- Comune di Bovalino
- Bovalino Location within Italy Bovalino Location within Calabria
- Coordinates: 38°9′N 16°10′E﻿ / ﻿38.150°N 16.167°E
- Country: Italy
- Region: Calabria
- Metropolitan city: Reggio Calabria (RC)
- Frazioni: Bosco S. Ippolito, Belloro, Russellina, Bricà, S. Nicola, Pozzo, Bovalino Superiore, Biviera, Rosa, Cipparello

Area
- • Total: 18.0 km^{2} (6.9 sq mi)

Population (Dec. 2004)
- • Total: 8,406
- • Density: 467/km^{2} (1,210/sq mi)
- Demonym: Bovalinesi
- Time zone: UTC+1 (CET)
- • Summer (DST): UTC+2 (CEST)
- Postal code: 89034
- Dialing code: 0964
- Website: Official website

= Bovalino =

Bovalino is a comune (municipality) in the Province of Reggio Calabria in the Italian region Calabria, located about 90 km southwest of Catanzaro and about 46 km east of Reggio Calabria.

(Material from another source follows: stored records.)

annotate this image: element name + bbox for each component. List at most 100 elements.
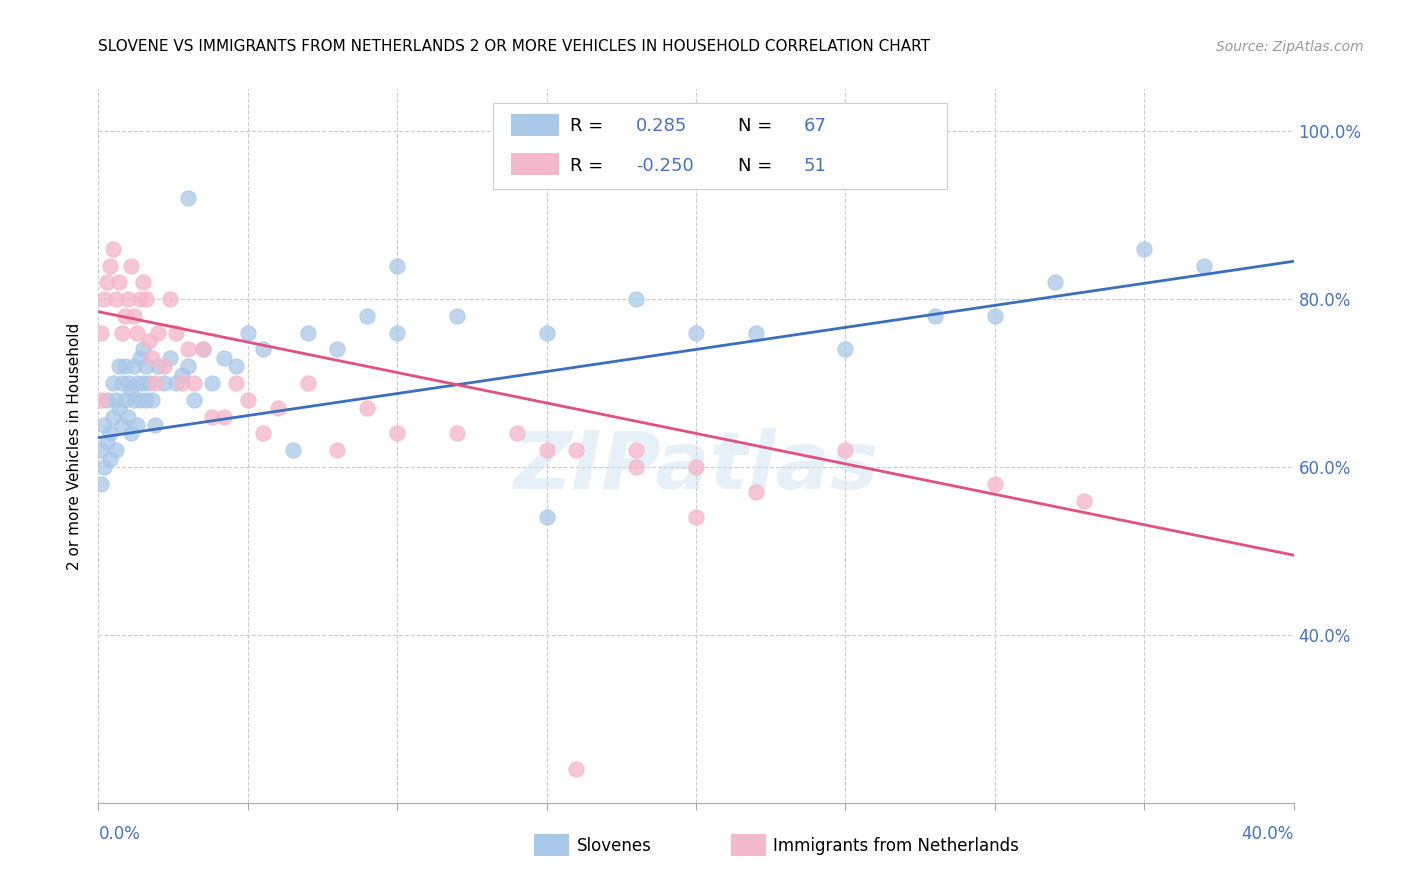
Point: [236, 326, 259, 340]
Point: [165, 326, 187, 340]
Point: [626, 292, 648, 306]
Point: [177, 343, 200, 357]
Point: [212, 351, 235, 365]
Point: [297, 326, 319, 340]
Point: [165, 376, 187, 390]
Point: [153, 359, 176, 374]
Bar: [510, 114, 558, 136]
Point: [191, 343, 214, 357]
Point: [252, 343, 274, 357]
Point: [183, 376, 205, 390]
Point: [105, 392, 128, 407]
Point: [685, 326, 707, 340]
Point: [111, 326, 134, 340]
Point: [90, 326, 112, 340]
Point: [103, 376, 125, 390]
Point: [191, 343, 214, 357]
Point: [536, 326, 558, 340]
Point: [536, 443, 558, 458]
Point: [685, 460, 707, 475]
Text: R =: R =: [571, 157, 609, 175]
Point: [138, 334, 160, 348]
Point: [201, 376, 224, 390]
Point: [148, 359, 170, 374]
Text: Source: ZipAtlas.com: Source: ZipAtlas.com: [1216, 39, 1364, 54]
Point: [212, 409, 235, 424]
Point: [141, 351, 163, 365]
Point: [93, 460, 115, 475]
Point: [103, 409, 125, 424]
Point: [90, 443, 112, 458]
Point: [984, 476, 1007, 491]
Point: [117, 292, 139, 306]
Point: [108, 401, 131, 416]
Point: [135, 292, 157, 306]
Point: [177, 191, 200, 205]
Point: [1073, 493, 1095, 508]
Point: [120, 426, 142, 441]
Text: 0.285: 0.285: [637, 118, 688, 136]
Bar: [510, 153, 558, 175]
Point: [1133, 242, 1156, 256]
Text: 0.0%: 0.0%: [98, 825, 141, 843]
Point: [1192, 259, 1215, 273]
Point: [105, 443, 128, 458]
Point: [745, 326, 768, 340]
Point: [159, 292, 181, 306]
Point: [120, 384, 142, 399]
Point: [626, 443, 648, 458]
Point: [129, 292, 152, 306]
Point: [225, 376, 247, 390]
Point: [356, 401, 378, 416]
Point: [108, 359, 131, 374]
Point: [177, 359, 200, 374]
Text: ZIPatlas: ZIPatlas: [513, 428, 879, 507]
Point: [96, 392, 118, 407]
Point: [267, 401, 290, 416]
Point: [626, 460, 648, 475]
Point: [120, 259, 142, 273]
Point: [124, 392, 146, 407]
FancyBboxPatch shape: [494, 103, 948, 189]
Point: [138, 376, 160, 390]
Point: [745, 485, 768, 500]
Point: [117, 376, 139, 390]
Point: [129, 351, 152, 365]
Point: [326, 343, 349, 357]
Point: [93, 292, 115, 306]
Point: [984, 309, 1007, 323]
Point: [183, 392, 205, 407]
Point: [135, 392, 157, 407]
Point: [124, 309, 146, 323]
Text: 67: 67: [804, 118, 827, 136]
Point: [124, 359, 146, 374]
Point: [834, 443, 856, 458]
Point: [111, 376, 134, 390]
Point: [446, 309, 468, 323]
Point: [385, 326, 409, 340]
Y-axis label: 2 or more Vehicles in Household: 2 or more Vehicles in Household: [67, 322, 83, 570]
Point: [1043, 275, 1066, 289]
Point: [108, 275, 131, 289]
Point: [281, 443, 304, 458]
Point: [236, 392, 259, 407]
Point: [143, 417, 166, 432]
Point: [100, 426, 122, 441]
Point: [565, 443, 588, 458]
Point: [96, 434, 118, 449]
Point: [141, 392, 163, 407]
Text: R =: R =: [571, 118, 609, 136]
Point: [326, 443, 349, 458]
Point: [129, 392, 152, 407]
Point: [100, 451, 122, 466]
Point: [96, 275, 118, 289]
Text: Slovenes: Slovenes: [576, 837, 651, 855]
Point: [172, 376, 194, 390]
Point: [114, 359, 136, 374]
Point: [506, 426, 529, 441]
Point: [103, 242, 125, 256]
Point: [565, 762, 588, 776]
Point: [172, 368, 194, 382]
Point: [127, 326, 149, 340]
Text: -0.250: -0.250: [637, 157, 695, 175]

As of 31 December 2004, it had a population of 8,406 and an area of 18.0 km2.

The municipality of Bovalino contains the frazioni (subdivisions, mainly villages and hamlets) Bosco S. Ippolito (Aghios Ippolytos), Belloro, Russellina, Bricà, S. Nicola, Pozzo, Bovalino Superiore, Biviera, Rosa, and Cipparello.

Bovalino borders the following municipalities: Ardore, Benestare, Casignana, San Luca.

Bovalino was also the birthplace of the Blessed Camillus Costanzo.